The European Insurance coverage and Occupational Pensions Authority (EIOPA), which oversees the insurance coverage and occupational pensions sectors within the EU, recommends imposing stricter capital necessities for insurers with crypto holdings.
In a statement, the regulator says it suggested the European Fee to introduce a 100% capital requirement for digital belongings held by insurance coverage firms.
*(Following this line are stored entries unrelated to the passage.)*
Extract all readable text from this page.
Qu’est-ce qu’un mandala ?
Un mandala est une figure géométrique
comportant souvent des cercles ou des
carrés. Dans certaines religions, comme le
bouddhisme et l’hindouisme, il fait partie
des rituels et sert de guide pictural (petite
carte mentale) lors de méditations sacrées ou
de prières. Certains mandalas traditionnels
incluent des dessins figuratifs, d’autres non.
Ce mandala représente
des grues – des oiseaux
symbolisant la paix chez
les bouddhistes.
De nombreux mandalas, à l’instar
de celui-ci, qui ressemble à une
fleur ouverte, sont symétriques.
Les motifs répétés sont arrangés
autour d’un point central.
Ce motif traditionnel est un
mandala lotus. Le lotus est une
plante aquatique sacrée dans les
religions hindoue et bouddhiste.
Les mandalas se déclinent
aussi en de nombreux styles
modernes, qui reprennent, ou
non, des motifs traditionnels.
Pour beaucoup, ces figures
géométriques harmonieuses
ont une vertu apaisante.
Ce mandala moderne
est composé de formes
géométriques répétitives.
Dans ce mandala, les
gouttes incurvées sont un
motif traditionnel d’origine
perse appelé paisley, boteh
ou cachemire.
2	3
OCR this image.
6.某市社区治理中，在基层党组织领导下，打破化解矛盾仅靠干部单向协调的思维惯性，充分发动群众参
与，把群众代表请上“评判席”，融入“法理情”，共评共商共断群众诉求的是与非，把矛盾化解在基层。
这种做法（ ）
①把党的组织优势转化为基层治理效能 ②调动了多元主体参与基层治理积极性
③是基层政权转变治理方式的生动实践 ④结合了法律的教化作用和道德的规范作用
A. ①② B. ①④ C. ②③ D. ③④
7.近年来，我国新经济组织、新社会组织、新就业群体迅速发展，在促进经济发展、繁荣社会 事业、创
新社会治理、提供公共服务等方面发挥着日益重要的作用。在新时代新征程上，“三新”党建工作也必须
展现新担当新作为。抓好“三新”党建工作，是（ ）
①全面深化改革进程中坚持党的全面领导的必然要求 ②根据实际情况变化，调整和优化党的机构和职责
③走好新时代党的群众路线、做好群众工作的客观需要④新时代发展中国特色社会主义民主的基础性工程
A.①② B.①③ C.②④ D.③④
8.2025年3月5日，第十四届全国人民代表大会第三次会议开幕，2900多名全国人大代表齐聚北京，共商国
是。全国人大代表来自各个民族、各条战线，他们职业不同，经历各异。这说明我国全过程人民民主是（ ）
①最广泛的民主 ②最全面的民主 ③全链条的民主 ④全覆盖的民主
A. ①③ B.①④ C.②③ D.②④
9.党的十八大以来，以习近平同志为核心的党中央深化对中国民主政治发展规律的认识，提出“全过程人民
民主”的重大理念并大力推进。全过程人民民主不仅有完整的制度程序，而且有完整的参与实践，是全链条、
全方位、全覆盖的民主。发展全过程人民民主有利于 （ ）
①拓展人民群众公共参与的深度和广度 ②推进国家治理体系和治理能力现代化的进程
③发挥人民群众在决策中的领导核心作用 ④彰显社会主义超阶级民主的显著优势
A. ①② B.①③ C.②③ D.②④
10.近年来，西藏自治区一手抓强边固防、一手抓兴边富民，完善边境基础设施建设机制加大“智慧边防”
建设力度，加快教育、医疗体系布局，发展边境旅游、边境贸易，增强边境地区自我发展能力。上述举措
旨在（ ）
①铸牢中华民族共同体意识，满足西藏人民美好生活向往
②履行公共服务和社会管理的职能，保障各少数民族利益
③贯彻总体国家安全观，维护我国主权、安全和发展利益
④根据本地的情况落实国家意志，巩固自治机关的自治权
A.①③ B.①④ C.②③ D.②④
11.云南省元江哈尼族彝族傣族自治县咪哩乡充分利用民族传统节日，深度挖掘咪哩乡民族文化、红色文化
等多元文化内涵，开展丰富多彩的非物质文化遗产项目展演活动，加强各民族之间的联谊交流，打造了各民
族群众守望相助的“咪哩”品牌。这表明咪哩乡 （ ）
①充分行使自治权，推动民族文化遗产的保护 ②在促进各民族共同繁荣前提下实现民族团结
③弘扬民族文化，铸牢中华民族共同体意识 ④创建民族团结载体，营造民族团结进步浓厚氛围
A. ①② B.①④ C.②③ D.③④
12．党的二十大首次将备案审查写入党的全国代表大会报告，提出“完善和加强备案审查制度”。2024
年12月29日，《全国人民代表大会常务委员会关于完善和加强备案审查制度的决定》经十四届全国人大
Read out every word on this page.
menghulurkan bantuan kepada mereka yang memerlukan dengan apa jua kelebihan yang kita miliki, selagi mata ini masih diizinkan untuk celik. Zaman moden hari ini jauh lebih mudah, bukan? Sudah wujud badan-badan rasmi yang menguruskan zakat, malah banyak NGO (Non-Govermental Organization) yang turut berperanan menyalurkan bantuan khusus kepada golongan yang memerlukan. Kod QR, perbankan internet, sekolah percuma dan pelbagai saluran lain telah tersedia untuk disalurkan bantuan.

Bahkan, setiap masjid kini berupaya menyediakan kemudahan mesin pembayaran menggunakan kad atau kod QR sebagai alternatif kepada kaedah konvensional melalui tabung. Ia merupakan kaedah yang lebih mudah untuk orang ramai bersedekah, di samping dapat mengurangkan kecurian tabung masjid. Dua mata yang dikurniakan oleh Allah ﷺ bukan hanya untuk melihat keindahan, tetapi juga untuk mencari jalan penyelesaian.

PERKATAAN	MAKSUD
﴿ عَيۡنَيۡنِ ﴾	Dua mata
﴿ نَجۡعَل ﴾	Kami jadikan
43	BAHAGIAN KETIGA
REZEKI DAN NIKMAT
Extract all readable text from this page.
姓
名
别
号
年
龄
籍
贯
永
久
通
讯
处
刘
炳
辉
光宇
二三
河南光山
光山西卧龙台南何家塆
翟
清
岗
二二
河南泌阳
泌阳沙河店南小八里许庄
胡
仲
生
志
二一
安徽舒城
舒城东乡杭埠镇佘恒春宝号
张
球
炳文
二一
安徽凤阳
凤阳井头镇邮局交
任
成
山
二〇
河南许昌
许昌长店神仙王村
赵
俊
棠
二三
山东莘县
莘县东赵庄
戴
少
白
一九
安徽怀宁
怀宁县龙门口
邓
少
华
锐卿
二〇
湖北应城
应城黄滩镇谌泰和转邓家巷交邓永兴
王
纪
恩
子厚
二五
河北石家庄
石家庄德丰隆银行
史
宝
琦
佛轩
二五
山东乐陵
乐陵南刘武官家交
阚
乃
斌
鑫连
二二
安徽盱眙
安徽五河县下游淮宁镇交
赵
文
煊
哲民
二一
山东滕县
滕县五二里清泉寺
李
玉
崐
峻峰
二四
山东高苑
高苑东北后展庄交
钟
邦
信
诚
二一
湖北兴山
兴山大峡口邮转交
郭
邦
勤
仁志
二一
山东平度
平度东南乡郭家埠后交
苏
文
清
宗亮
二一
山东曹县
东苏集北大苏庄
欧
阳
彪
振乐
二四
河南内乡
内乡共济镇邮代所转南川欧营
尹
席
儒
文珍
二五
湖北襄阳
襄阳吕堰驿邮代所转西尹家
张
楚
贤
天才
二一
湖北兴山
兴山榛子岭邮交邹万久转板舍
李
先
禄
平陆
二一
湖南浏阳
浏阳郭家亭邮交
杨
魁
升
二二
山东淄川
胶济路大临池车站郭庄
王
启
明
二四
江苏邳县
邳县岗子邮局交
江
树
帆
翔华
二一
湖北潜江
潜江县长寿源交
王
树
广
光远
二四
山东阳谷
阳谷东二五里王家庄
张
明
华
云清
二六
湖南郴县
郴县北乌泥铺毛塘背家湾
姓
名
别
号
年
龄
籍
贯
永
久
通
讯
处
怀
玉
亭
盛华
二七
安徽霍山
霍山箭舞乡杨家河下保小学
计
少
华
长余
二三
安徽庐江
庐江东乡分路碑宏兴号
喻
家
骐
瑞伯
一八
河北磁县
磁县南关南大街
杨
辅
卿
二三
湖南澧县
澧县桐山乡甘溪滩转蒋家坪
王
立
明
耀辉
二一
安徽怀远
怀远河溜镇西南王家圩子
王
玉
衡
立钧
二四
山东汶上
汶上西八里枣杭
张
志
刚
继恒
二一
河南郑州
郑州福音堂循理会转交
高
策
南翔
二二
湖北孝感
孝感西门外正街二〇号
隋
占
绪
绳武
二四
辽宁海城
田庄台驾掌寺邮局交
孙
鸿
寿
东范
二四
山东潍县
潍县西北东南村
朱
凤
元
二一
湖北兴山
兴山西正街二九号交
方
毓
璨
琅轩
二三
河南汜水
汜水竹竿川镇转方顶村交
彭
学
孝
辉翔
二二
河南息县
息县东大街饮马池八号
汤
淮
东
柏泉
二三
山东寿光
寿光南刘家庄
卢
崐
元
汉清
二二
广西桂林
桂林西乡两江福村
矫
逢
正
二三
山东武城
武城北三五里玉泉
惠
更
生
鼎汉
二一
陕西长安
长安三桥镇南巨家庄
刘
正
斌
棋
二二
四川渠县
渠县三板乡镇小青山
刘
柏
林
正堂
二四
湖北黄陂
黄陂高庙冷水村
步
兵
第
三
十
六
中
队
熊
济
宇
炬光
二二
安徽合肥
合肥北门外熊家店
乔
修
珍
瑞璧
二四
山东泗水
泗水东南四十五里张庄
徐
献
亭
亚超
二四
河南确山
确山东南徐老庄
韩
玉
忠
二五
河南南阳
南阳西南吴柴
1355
The proposed rule will apply no matter how insurance coverage companies label their crypto holdings within the steadiness sheet or whether or not they have direct or oblique publicity to digital belongings
“The European Insurance coverage and Occupational Pensions Authority printed at the moment its technical recommendation to the European Fee, recommending {that a} one-to-one capital requirement be utilized persistently to all crypto holdings of EU (re)insurers.”
The regulator says capital necessities ought to seize the dangers related to crypto belongings, together with excessive value actions, market manipulation, lack of value transparency and low liquidity.
“EIOPA considers a 100% haircut in the usual components prudent and applicable for these belongings in view of their inherent dangers and excessive volatility.”
EIOPA says insurance coverage firms working within the area don’t but have vital publicity to crypto. The regulator’s technical recommendation report says that within the final quarter of 2023, EU insurers invested solely €655 million ($708.68 million) within the nascent asset, which represents simply 0.0068% of their €9.6 trillion ($10.39 trillion) in complete belongings.
“General, the investments of undertakings in crypto-assets are immaterial.”
In response to the Monetary Occasions, EU insurers presently allocate capital equal to 60% to 80% of the worth of their crypto belongings.